Easton Ellis’ original novel arrived a time when modern male writers were starting to question the pull between the sensitive modern man and an innate quest for violence that was explored in The Football Factory and Fight Club as well as American Psycho, all books that became successful films about this deepening dislocation between perceived and inherited notions of manliness and its suppression beneath layers of social adherence. Patrick Bateman became something of a poster boy for a generation obsessed with image and male power that has evolved into some of the darker attempts to reclaim masculinity that fill social media today, never realising that Bateman – certainly in Sheik and Aguirre-Sacasa’s musical – is deliberately empty and lost, daring the audience to judge him while being an uncomfortable reflection of themselves.

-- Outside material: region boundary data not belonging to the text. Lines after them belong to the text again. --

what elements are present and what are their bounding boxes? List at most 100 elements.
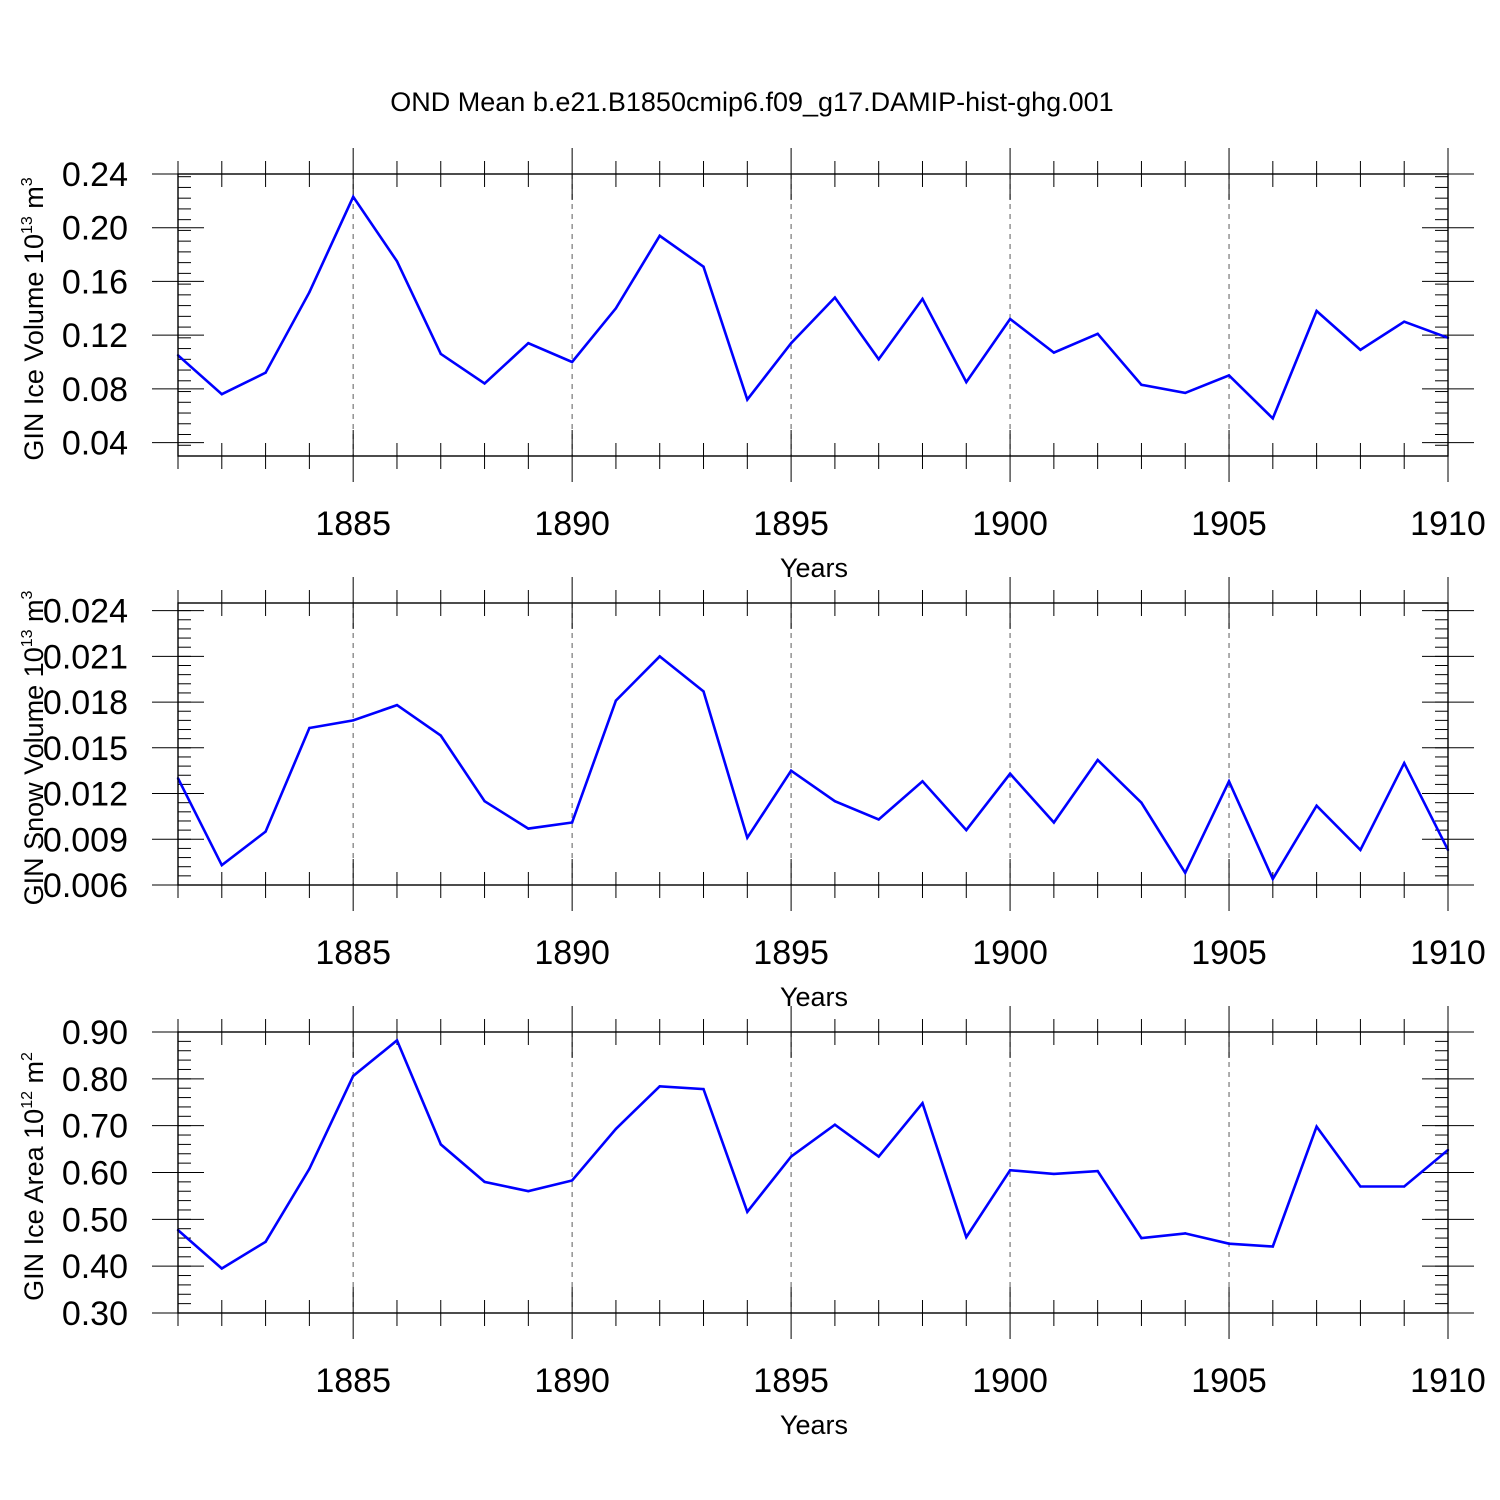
- x-tick-label-1885: 1885: [315, 934, 391, 972]
- data-point-1891: [614, 699, 618, 702]
- y-axis-label-unit: m: [19, 186, 49, 216]
- data-point-1907: [1315, 804, 1318, 807]
- chart-panel-1: 0.04 0.08 0.12 0.16 0.20 0.24 1885 1890 1895 1900…: [19, 148, 1486, 583]
- data-point-1895: [789, 342, 793, 345]
- x-tick-label-1895: 1895: [753, 1362, 829, 1400]
- y-axis-label-exponent: 12: [19, 1091, 36, 1109]
- data-point-1896: [833, 1123, 837, 1126]
- x-tick-label-1895: 1895: [753, 934, 829, 972]
- y-tick-label-5: 0.24: [62, 156, 128, 194]
- data-point-1887: [439, 734, 442, 737]
- x-tick-label-1910: 1910: [1410, 505, 1486, 543]
- data-point-1905: [1227, 374, 1231, 377]
- data-point-1893: [702, 690, 705, 693]
- x-tick-label-1910: 1910: [1410, 934, 1486, 972]
- data-point-1902: [1096, 758, 1099, 762]
- data-point-1907: [1315, 309, 1318, 313]
- data-point-1899: [965, 1235, 968, 1239]
- x-tick-label-1885: 1885: [315, 505, 391, 543]
- data-point-1893: [702, 265, 705, 268]
- data-point-1897: [877, 818, 880, 821]
- data-point-1894: [746, 1210, 749, 1214]
- y-tick-label-4: 0.20: [62, 210, 128, 248]
- data-point-1898: [921, 297, 924, 301]
- y-tick-label-0: 0.006: [43, 867, 128, 905]
- data-point-1900: [1008, 1168, 1012, 1172]
- data-point-1900: [1008, 317, 1012, 321]
- data-point-1896: [833, 799, 837, 803]
- data-point-1909: [1403, 1185, 1406, 1188]
- data-point-1898: [921, 1101, 924, 1105]
- data-point-1897: [877, 358, 880, 361]
- data-point-1902: [1096, 332, 1099, 335]
- data-point-1905: [1227, 780, 1231, 783]
- data-point-1885: [351, 1074, 355, 1078]
- plot-frame: [177, 1031, 1449, 1314]
- chart-panel-2: 0.006 0.009 0.012 0.015 0.018 0.021 0.024 1885 1…: [19, 577, 1486, 1012]
- data-point-1883: [264, 830, 267, 833]
- y-axis-label-unit: m: [19, 599, 49, 629]
- data-point-1886: [395, 1039, 399, 1042]
- data-point-1906: [1271, 877, 1275, 881]
- data-point-1895: [789, 769, 793, 772]
- data-point-1901: [1052, 821, 1056, 824]
- y-axis-label-base: GIN Ice Area 10: [19, 1109, 49, 1301]
- data-point-1884: [308, 726, 311, 730]
- panels: 0.04 0.08 0.12 0.16 0.20 0.24 1885 1890 1895 1900…: [19, 148, 1486, 1440]
- data-point-1892: [658, 655, 661, 658]
- data-point-1890: [570, 821, 574, 824]
- y-tick-label-4: 0.018: [43, 684, 128, 722]
- x-tick-label-1905: 1905: [1191, 1362, 1267, 1400]
- y-tick-label-3: 0.015: [43, 730, 128, 768]
- data-point-1899: [965, 828, 968, 832]
- y-axis-label: GIN Ice Volume 1013 m3: [19, 177, 49, 460]
- data-point-1904: [1184, 1232, 1187, 1235]
- data-point-1886: [395, 703, 399, 707]
- x-tick-label-1890: 1890: [534, 934, 610, 972]
- data-point-1900: [1008, 772, 1012, 775]
- data-point-1906: [1271, 417, 1275, 420]
- y-tick-label-1: 0.08: [62, 371, 128, 409]
- x-axis-label: Years: [780, 553, 848, 583]
- data-point-1891: [614, 1127, 618, 1131]
- data-point-1893: [702, 1087, 705, 1091]
- data-point-1894: [746, 398, 749, 401]
- data-point-1885: [351, 195, 355, 199]
- y-tick-label-2: 0.12: [62, 317, 128, 355]
- y-axis-label: GIN Ice Area 1012 m2: [19, 1052, 49, 1301]
- data-point-1909: [1403, 320, 1406, 323]
- chart-panel-3: 0.30 0.40 0.50 0.60 0.70 0.80 0.90 1885 1890 1895…: [19, 1006, 1486, 1440]
- data-point-1908: [1359, 348, 1362, 352]
- data-point-1889: [527, 342, 530, 345]
- y-axis-label-exponent: 13: [19, 216, 36, 234]
- data-point-1889: [527, 827, 530, 830]
- y-tick-label-6: 0.024: [43, 593, 128, 631]
- y-axis-label-base: GIN Ice Volume 10: [19, 234, 49, 461]
- y-axis-label-base: GIN Snow Volume 10: [19, 647, 49, 905]
- x-tick-label-1890: 1890: [534, 1362, 610, 1400]
- data-point-1898: [921, 780, 924, 783]
- data-point-1904: [1184, 871, 1187, 875]
- data-point-1902: [1096, 1169, 1099, 1173]
- y-tick-label-0: 0.04: [62, 425, 128, 463]
- x-tick-label-1885: 1885: [315, 1362, 391, 1400]
- data-point-1904: [1184, 391, 1187, 395]
- series-line-2: [176, 654, 1450, 882]
- data-point-1906: [1271, 1245, 1275, 1248]
- data-point-1888: [483, 382, 486, 385]
- data-point-1886: [395, 260, 399, 263]
- data-point-1899: [965, 380, 968, 384]
- data-point-1903: [1140, 1236, 1143, 1240]
- y-axis-label-unit: m: [19, 1061, 49, 1091]
- y-tick-label-5: 0.80: [62, 1061, 128, 1099]
- y-tick-label-3: 0.16: [62, 263, 128, 301]
- data-point-1908: [1359, 1185, 1362, 1188]
- y-axis-label-unit-exponent: 3: [19, 590, 36, 599]
- y-axis-label-exponent: 13: [19, 629, 36, 647]
- data-point-1897: [877, 1155, 880, 1158]
- x-tick-label-1900: 1900: [972, 1362, 1048, 1400]
- data-point-1894: [746, 836, 749, 839]
- series-line-3: [177, 1038, 1449, 1271]
- x-tick-label-1910: 1910: [1410, 1362, 1486, 1400]
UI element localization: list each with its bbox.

Goold’s revival is often thrilling; big, energetic set pieces fizz in the small Almeida space, hugely impressive choreography by Lynne Page gets bolder as we move through the score, and there is shrewd use of video and lighting by Finn Ross and Jon Clark respectively, on Es Devlin’s minimal but sharp staging. Bateman’s world is immersive and sexy, the audience feels the snappy wildness of his existence as he roams from office to clubs, expensive apartments, the gym and seedy downtown spaces drinking, sleeping around and taking drugs in an endless spiral that bleeds effortlessly into the orgiastic butchery that requires a bigger and bigger hit. And we’ve seen these generic boys in their generic designer suits living generic hedonism time and again in popular culture, but Goold’s approach to American Psycho also has something deeper, a sadness and pain that eventually consume Bateman, a drastic reckoning of self that crumbles all the nonsense posturing and leaves him exposed.
At the centre of this is a magnetic, star-making performance from Froushan, who appeared in a small role in The Line of Beauty at this venue last autumn, filled with a dark charisma, and from the moment he steps onto the stage the audience is in thrall and barely takes their eyes off him for the next 3 hours, even in the ensemble numbers. There is an easy charm and unpredictability in his characterisation, an intensity in performance reminiscent of Michael Fassbender, but Froushan recognises the subtle but skewering satire he is playing, a man who sees himself as everything and no one, representing a generation and an empty vessel unable to reconcile all the kinds of man he is expected to be.
There are faults in American Psycho, the rest of the cast are little more than caricatures, leaving talented young stars like Oli Higginson (Timoth), Emily Barber (Evelyn) and Tanisha Spring (Courtney) with little to work with, although both the ensemble and Anastasia Martin as sweet secretary Jean are superb. The book in Act One labours a little and cuts for repetition could bring down the running time, but American Psycho has been much revered in the years since 2013, and in 2026 still has something to say about the challenges of modern masculinity that remain unresolved.